Eva flinched and flailed her arms out, startling the farmer, the Kappa and the translator. She hopped to face the translator completely, jutting a hand towards the awkward demon. “Those things live in the water?!” she screamed. When the translator nodded his head, eyes huge, Eva clapped a hand to her forehead. “I was bathing there! Did you not think this very important to tell me?!”
The translator bowed apologetically. “Apologies, Lady! Your homeland has not such waterdwellers?”
“Of course they do!” Eva heaved. “But it rips one’s entrails from the stomach!”
The translator vehemently shook his head. “No! Not from one’s stomach.”
“What?”
Another shake of his head, the translator coughed before reaching a hand around to pat at his rearend. “Kappa sucks or pulls from here.”
For the longest moment Eva could do nothing but stand there, slackjawed. That news was simply just getting better and better for her, wasn’t it? “So… it… pulls one’s entrails… out of one’s ass…” she said, very slowly to make sure the translator understood her (having taught him the word ‘ass’ just two days prior). When the translator bobbed his head in confirmation, Eva threw her hands up. “Well, isn’t that just precious? I’ve been at risk of being molested up my bumhole by the Arch Bishop’s long lost twin brother, as unbeknownst as it was. Ahha, I just suppose the joke is just on me.” The acidity of her tone was practically palpable.
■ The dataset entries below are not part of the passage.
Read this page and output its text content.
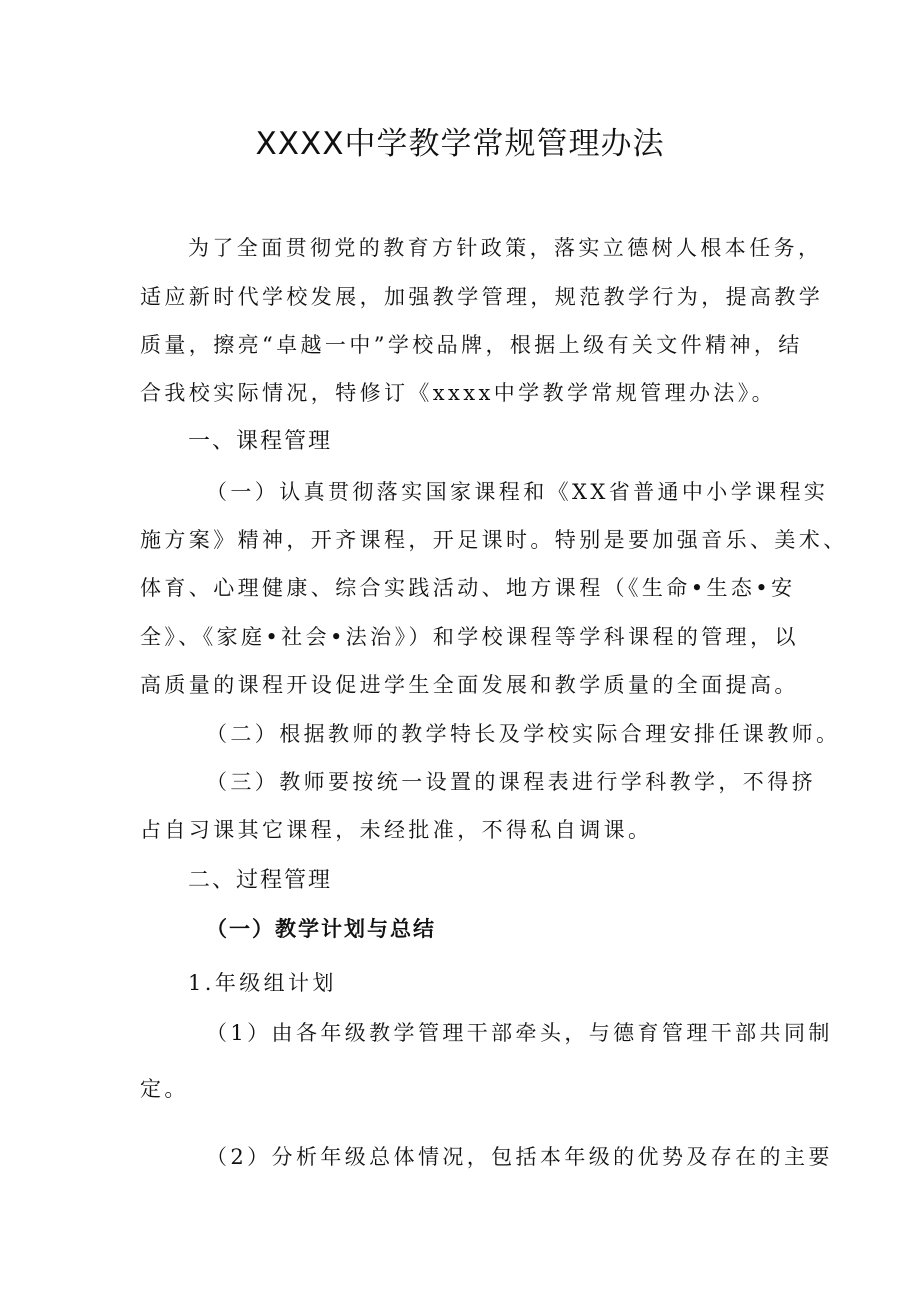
XXXX中学教学常规管理办法

为了全面贯彻党的教育方针政策，落实立德树人根本任务，

适应新时代学校发展，加强教学管理，规范教学行为，提高教学

质量，擦亮“卓越一中”学校品牌，根据上级有关文件精神，结

合我校实际情况，特修订《xxxx中学教学常规管理办法》。

一、课程管理

（一）认真贯彻落实国家课程和《XX省普通中小学课程实

施方案》精神，开齐课程，开足课时。特别是要加强音乐、美术、

体育、心理健康、综合实践活动、地方课程（《生命•生态•安

全》、《家庭•社会•法治》）和学校课程等学科课程的管理，以

高质量的课程开设促进学生全面发展和教学质量的全面提高。

（二）根据教师的教学特长及学校实际合理安排任课教师。

（三）教师要按统一设置的课程表进行学科教学，不得挤

占自习课其它课程，未经批准，不得私自调课。

二、过程管理
（一）教学计划与总结

1.年级组计划

（1）由各年级教学管理干部牵头，与德育管理干部共同制

定。

（2）分析年级总体情况，包括本年级的优势及存在的主要
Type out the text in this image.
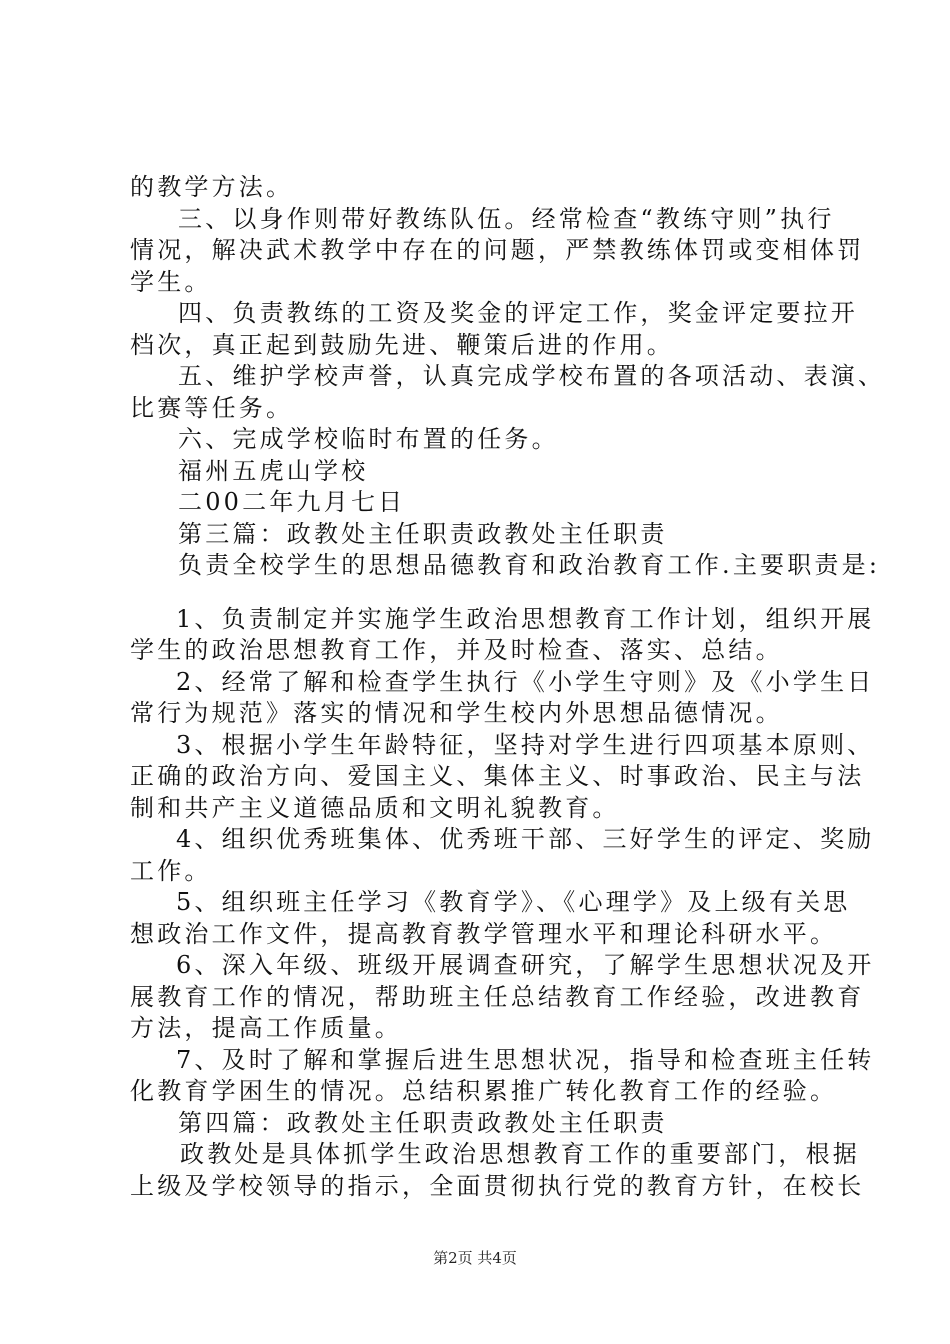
的教学方法。
三、以身作则带好教练队伍。经常检查“教练守则”执行
情况，解决武术教学中存在的问题，严禁教练体罚或变相体罚
学生。
四、负责教练的工资及奖金的评定工作，奖金评定要拉开
档次，真正起到鼓励先进、鞭策后进的作用。
五、维护学校声誉，认真完成学校布置的各项活动、表演、
比赛等任务。
六、完成学校临时布置的任务。
福州五虎山学校
二00二年九月七日
第三篇：政教处主任职责政教处主任职责
负责全校学生的思想品德教育和政治教育工作.主要职责是:
1、负责制定并实施学生政治思想教育工作计划，组织开展
学生的政治思想教育工作，并及时检查、落实、总结。
2、经常了解和检查学生执行《小学生守则》及《小学生日
常行为规范》落实的情况和学生校内外思想品德情况。
3、根据小学生年龄特征，坚持对学生进行四项基本原则、
正确的政治方向、爱国主义、集体主义、时事政治、民主与法
制和共产主义道德品质和文明礼貌教育。
4、组织优秀班集体、优秀班干部、三好学生的评定、奖励
工作。
5、组织班主任学习《教育学》、《心理学》及上级有关思
想政治工作文件，提高教育教学管理水平和理论科研水平。
6、深入年级、班级开展调查研究，了解学生思想状况及开
展教育工作的情况，帮助班主任总结教育工作经验，改进教育
方法，提高工作质量。
7、及时了解和掌握后进生思想状况，指导和检查班主任转
化教育学困生的情况。总结积累推广转化教育工作的经验。
第四篇：政教处主任职责政教处主任职责
政教处是具体抓学生政治思想教育工作的重要部门，根据
上级及学校领导的指示，全面贯彻执行党的教育方针，在校长
第2页 共4页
She stomped around then, snorting and glaring at the Kappa several times, who just watched her with wide eyes as it bobbed back and forth in pain. Not that it mattered much to Eva, being one to secretly enjoy toying in the matters of torture various prey of hers if time and circumstances allowed, so she completely ignored the child-sized demon. Before long, she turned back to her translator. “Alright, then, is it agreeing to leave the village alone should we somehow magically produce its arm?”
“Of course,” the young man replied. “Kappa are good on such promises. We just must have the farmer retrieve Kappa’s arm.”
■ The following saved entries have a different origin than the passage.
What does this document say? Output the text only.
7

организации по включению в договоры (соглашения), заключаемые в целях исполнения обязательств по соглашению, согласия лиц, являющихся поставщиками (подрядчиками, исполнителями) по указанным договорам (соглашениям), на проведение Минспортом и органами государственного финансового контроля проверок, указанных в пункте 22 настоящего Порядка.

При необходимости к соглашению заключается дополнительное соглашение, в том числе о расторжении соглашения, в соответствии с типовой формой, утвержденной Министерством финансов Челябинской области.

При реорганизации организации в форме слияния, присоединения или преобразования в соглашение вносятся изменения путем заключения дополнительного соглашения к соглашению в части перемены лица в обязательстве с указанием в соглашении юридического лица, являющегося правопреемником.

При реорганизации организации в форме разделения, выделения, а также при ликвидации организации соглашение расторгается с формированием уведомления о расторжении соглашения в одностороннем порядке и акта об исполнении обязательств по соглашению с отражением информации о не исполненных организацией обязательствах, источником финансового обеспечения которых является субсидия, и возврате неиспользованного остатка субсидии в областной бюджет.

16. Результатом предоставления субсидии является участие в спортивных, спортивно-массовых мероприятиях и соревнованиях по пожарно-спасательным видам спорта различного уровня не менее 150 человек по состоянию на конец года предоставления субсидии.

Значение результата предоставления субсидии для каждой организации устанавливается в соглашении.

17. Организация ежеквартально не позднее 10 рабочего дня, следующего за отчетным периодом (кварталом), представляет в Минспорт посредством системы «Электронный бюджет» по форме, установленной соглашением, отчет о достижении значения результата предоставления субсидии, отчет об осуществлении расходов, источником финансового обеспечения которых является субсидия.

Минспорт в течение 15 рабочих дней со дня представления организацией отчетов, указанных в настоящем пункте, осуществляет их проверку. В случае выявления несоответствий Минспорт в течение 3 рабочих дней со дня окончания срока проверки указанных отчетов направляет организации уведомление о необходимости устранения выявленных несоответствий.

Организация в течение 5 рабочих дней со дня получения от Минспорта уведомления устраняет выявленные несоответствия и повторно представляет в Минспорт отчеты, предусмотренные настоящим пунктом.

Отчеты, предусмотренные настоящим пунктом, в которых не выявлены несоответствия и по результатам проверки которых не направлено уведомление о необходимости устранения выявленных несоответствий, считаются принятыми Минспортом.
Again, Eva tossed her hands in the air with a shrug. “Alright then. Where’s the arm?”
She quirked an eyebrow as the translator’s gaze shifted around to his other side where a horse plodded back and forth in its stable hold. Eva, having a strong affinity for animals, and especially horses, had immediately noted the awkward bobbing and springing the horse had been prancing with when she first jogged into the small building, but figured it could wait until after the matter of the Kappa had been resolved.
Of course, now, it had clicked, gazing between it, and the hopeful looking Kappa still weaving on the floor…
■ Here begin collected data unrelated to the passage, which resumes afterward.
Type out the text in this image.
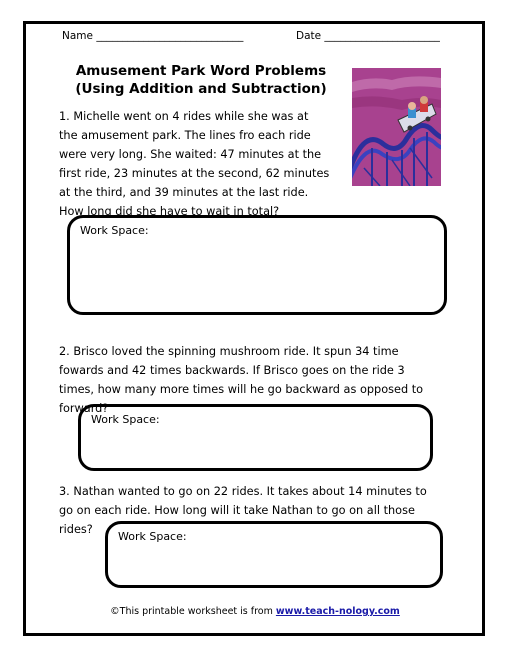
Name ____________________________	Date ______________________
Amusement Park Word Problems
(Using Addition and Subtraction)
1. Michelle went on 4 rides while she was at
the amusement park. The lines fro each ride
were very long. She waited: 47 minutes at the
first ride, 23 minutes at the second, 62 minutes
at the third, and 39 minutes at the last ride.
How long did she have to wait in total?
Work Space:
2. Brisco loved the spinning mushroom ride. It spun 34 time
fowards and 42 times backwards. If Brisco goes on the ride 3
times, how many more times will he go backward as opposed to
forward?
Work Space:
3. Nathan wanted to go on 22 rides. It takes about 14 minutes to
go on each ride. How long will it take Nathan to go on all those
rides?
Work Space:
©This printable worksheet is from www.teach-nology.com
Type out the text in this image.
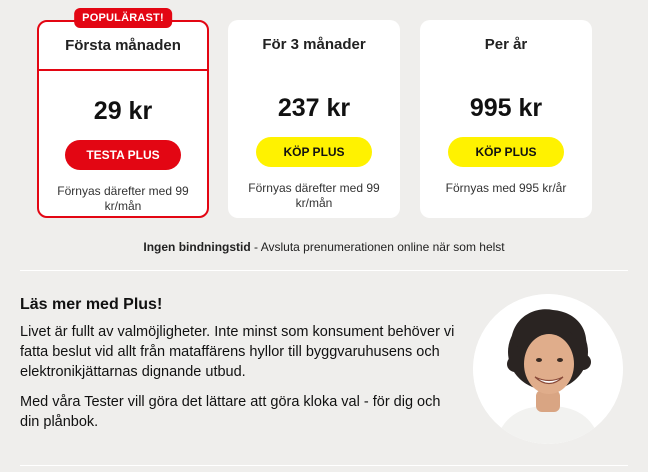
POPULÄRAST!
Första månaden
29 kr
TESTA PLUS
Förnyas därefter med 99 kr/mån
För 3 månader
237 kr
KÖP PLUS
Förnyas därefter med 99 kr/mån
Per år
995 kr
KÖP PLUS
Förnyas med 995 kr/år
Ingen bindningstid - Avsluta prenumerationen online när som helst
Läs mer med Plus!

Livet är fullt av valmöjligheter. Inte minst som konsument behöver vi fatta beslut vid allt från mataffärens hyllor till byggvaruhusens och elektronikjättarnas dignande utbud.

Med våra Tester vill göra det lättare att göra kloka val - för dig och din plånbok.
…a hardy laugh erupted from the young Westerner as she doubled over and grabbed at her ribs with a hand. So, it had lost its arm within the backside of a horse, did it? Well, good for it, most certainly. She had no pity over the matter, and displayed it with a wave of her hand as she straightened and started to swagger to leave, still laughing. “Well, that is lovely-I do wish you luck with that!”
“Where are you going, Lady?” the translator asked with a frown.
Eva bounded around so she could walk backwards, hunching over and grinning. “Hey, I kill them, I don’t fix them, love,” she replied, waving both hands all about in her humor. “Besides, I have a couple of little gnawful pixies that owe me money from the other night. ‘tis not a wonderful feeling, being mugged by pixies.” Another swing and she was facing the right direction in which she was headed. “But you all have a jolly good time getting that arm out, loves! Careful, horses do kick!”